The company is picking hydroponically grown tomatoes eight months a year and sells to Walmart, Tops Markets and retailers and other outlets from Philadelphia to New York City.
Smith said that his company has been closely following medical marijuana developments in other states, is interested in the idea of growing marijuana, and that his greenhouse operation can be expanded to accommodate the new crop. But, he said, it all depends on the model New York selects for a medical marijuana program.
“We have a lot of extra capacity,” he said of the company’s facility. “We’ve looked all over the country. There have been some successes and some dismal failures. We’re curious how New York approaches it.”
Smith said he foresees medical marijuana grown at his greenhouse operation, which employs 33 people, as beneficial to both patients and the local economy, as well as to the state’s coffers.

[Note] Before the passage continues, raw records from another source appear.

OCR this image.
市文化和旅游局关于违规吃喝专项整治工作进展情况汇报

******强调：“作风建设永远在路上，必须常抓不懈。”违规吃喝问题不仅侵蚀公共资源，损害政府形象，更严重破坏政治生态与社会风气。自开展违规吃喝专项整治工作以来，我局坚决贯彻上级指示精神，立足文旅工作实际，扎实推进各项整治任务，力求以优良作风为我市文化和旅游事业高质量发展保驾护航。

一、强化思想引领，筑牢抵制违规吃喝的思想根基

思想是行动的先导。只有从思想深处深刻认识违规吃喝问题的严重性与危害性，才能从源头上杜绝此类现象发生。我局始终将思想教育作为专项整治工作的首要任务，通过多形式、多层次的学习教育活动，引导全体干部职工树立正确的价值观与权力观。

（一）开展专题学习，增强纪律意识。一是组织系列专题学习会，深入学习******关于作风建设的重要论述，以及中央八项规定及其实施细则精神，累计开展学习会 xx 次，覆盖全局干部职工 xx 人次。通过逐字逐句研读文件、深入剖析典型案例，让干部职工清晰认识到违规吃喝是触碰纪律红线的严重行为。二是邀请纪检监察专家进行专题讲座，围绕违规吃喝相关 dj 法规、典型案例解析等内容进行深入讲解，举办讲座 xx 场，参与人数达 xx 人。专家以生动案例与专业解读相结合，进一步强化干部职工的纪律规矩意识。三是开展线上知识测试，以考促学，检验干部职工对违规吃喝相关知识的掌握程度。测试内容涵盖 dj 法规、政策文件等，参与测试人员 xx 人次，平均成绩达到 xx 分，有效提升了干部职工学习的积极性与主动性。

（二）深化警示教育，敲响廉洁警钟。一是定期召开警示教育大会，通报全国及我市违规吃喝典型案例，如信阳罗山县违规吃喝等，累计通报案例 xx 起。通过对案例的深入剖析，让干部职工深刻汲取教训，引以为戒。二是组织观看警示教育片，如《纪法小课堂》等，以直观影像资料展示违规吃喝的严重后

“I think it’s huge if you look at the money generated in some other states, not only from economic development from building facilities, hiring people and the distribution system,” he said. “Colorado probably couldn’t live without the taxes from marijuana.”
Smith said the pitch he could make to state officials is that he is already operating a secure facility with a year-round growth schedule producing disease-free plants with a computerized feeding and watering system in a clean-energy greenhouse.
In Albany, proponents of the medical marijuana legislation have been using Smith’s potential site as ammunition to try to sell a plan to lawmakers that goes beyond the more limited, and still vague, approach promoted by Cuomo.
For now, H2Gro’s focus remains tomatoes, and lots of them. The greenhouse has 75,000 plants now growing in pots with a shredded coconut medium serving instead of soil. By mid-March, the first crop will be picked, and by July, 40,000 pounds a day will be harvested.
While Smith and his partners are interested in medical marijuana as a crop, he said they have to wait on Albany to figure out how it might develop.
“It’s still early in the process,” he said, “and we can’t make the decisions yet.”